Apa yang disampaikan Wakil Bupati Maluku Tenggara, mewakili pemerintah daerah merupakan suatu keniscayaan. Namun, seiring dengan semakin tergerusnya adat dan budaya masyarakat Kei, komitmen pemerintah untuk menempatkan adat, pemerintah, dan agama harus terlihat melalui kebijakan berupa program dan kegiatan yang mengarah pada perpaduan tiga unsur dimaksud.
Kepemimpinan Bupati Maluku Tenggara, Muhammad Thaher Hanubun dan Wakilnya, Petrus Beruatwarin, yang ingin mengembalikan jati diri masyarakat Kei, perlu mendapatkan apresiasi dan dukungan seluruh elemen masyarakat.
Olehnya itu, salah satu wujud upaya mengembalikan jati diri masyarakat adat Kei, yaitu secara konsisten dan berkelanjutan mengalokasikan anggaran, memfasilitasi kegiatan agama dan budaya yang didalamnya terlihat perpaduan seperti prosesi penutupan atap gereja Stasi Wulurat. Selain itu, tradisi seperti budaya maren yang mulai ditinggalkan misalnya pembangunan rumah adat, gereja dan masjid yang melibatkan sanak saudara dari berbagai ohoi atau agama lain yang memiliki hubungan kekerabatan.
MAKNA PENUTUPAN ATAP GEREJA
Pada akhirnya, apa yang ditunjukan oleh umat Katolik Stasi Wulurat, melalui penutupan atap gereja dengan balutan tradisi adat dan budaya, sesungguhnya juga memiliki makna dan pesan moril yang mendalam bukan saja bagi masyarakat Ohoi Wulurat, tapi seluruh keluarga, tamu dan undangan yang hadir. Dari rangkaian acara tersebut, ada beberapa makna dan pesan yang dapat kita pelajari sebagai berikut:
- Bahwa sebelum agama dikenal oleh masyarakat Wulurat dan masyarakat Kei secara umum, adat dengan tradisinya sudah dipraktekan dalam kehidupannya. Dengan demikian, kehadiran agama menjadi jembatan untuk mempertegas lagi keyakinan masyarakat Kei, bahwa persembahan ‘sob-sob’ yang disembahkan kepada penguasa alam semesta yang dimaksud adalah Tuhan, sebagaimana diajarkan dalam agama, sehingga kehadiran agama tidak menghilangkan adat beserta tradisinya.

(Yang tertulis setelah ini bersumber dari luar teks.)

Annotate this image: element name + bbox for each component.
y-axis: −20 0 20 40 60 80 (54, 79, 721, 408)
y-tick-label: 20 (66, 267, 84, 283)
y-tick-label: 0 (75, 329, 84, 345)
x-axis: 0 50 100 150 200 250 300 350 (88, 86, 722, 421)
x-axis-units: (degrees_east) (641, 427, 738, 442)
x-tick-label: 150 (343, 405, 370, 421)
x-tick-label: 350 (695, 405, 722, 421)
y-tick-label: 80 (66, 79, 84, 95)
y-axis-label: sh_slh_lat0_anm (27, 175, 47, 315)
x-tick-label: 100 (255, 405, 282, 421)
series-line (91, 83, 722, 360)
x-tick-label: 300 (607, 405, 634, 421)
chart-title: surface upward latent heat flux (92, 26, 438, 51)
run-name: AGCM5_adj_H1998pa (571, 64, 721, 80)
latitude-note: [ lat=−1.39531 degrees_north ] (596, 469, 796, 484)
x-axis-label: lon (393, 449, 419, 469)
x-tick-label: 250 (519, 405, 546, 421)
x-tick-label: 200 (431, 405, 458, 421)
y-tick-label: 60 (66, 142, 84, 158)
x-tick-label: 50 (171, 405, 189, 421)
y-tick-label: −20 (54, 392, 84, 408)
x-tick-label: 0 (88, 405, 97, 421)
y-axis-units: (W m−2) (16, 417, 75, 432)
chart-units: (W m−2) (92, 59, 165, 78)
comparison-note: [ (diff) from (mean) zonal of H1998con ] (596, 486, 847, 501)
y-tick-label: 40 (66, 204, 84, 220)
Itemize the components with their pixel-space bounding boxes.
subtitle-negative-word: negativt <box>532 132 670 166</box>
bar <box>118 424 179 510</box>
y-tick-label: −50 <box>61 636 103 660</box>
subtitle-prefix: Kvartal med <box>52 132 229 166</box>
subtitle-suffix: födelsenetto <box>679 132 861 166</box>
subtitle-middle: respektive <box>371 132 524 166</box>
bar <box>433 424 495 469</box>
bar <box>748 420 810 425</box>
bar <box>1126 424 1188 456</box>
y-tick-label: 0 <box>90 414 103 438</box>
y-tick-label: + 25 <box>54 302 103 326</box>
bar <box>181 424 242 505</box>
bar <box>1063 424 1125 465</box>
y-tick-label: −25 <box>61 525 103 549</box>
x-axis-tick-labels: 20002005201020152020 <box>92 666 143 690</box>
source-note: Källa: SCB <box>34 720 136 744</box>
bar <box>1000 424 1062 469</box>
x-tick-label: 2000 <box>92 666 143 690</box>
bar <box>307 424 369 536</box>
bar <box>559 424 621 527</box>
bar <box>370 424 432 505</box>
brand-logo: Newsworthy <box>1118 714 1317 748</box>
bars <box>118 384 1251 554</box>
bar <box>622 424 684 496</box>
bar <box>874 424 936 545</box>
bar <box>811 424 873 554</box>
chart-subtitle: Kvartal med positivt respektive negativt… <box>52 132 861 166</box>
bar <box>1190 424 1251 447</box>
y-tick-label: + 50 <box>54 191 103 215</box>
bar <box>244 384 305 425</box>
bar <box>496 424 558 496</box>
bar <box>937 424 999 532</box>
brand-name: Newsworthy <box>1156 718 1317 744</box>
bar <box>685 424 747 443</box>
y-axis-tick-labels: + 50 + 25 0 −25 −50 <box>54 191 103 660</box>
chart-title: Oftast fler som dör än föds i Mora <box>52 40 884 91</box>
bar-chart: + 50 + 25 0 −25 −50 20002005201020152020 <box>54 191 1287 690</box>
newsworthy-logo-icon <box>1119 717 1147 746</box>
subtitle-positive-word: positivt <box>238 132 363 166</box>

- Perpaduan ritual agama dan adat tersebut, menjadi contoh betapa kaya, adat dan budaya masyarakat Kei. Paduan ini, seharusnya dikelola menjadi potensi bagi kemasalahatan masyarakat dengan cara masyarakat dan pemerintah mendorong, setiap tradisi adat dan budaya di tiap ohoi, perlu ditampilkan tiap momentum acara agama, adat ataupun pemerintahan. Bila ini terus dilakukan, maka kerasnya perubahan zaman tidak akan mengerus tradisi adat dan budaya masyarakat Kei, sebaliknya dikelola menjadi potensi pariwisata berupa wisata budaya dan wisata rohani.
- Momentum pemasangan atap gereja Santo Antonius de Padua, tidak sekedar dilihat sebagai ritual belaka, tapi disadari sungguh, momentum itu menunjukan bagaimana masyarakat Kei, yang kini telah memiliki keyakinan agama, latar belakangan sosial-ekonomi yang berbeda, dan pengaruh zaman, namun masyarakat tetap hidup saling berdampingan. Nilai yang terkandung dalam acara tersebut yaitu melestarikan budaya, memelihara iman,dan memperkuat persaudaraan antar sesama masyarakat Kei.
- Namun, yang tak kalah penting bagi masyarakat Ohoi Wulurat, mau menunjukan dan memotivasi tiap ohoi lain, untuk dapat menunjukan jati diri dan potensi keindahan budaya peninggalan leluhur. Oleh karena itu, bila ada waktu, berkunjunglah ke Ohoi Wulurat, suatu ohoi kecil, dipinggiran Kota Elat,Kecamatan Kei Besar, yang hingga kini masih memegang teguh tradisi adat dan merawat hasil peninggalan leluhur yang merupakan bukti peradaban masyarakat Ohoi Wulurat sejak zaman dahulu.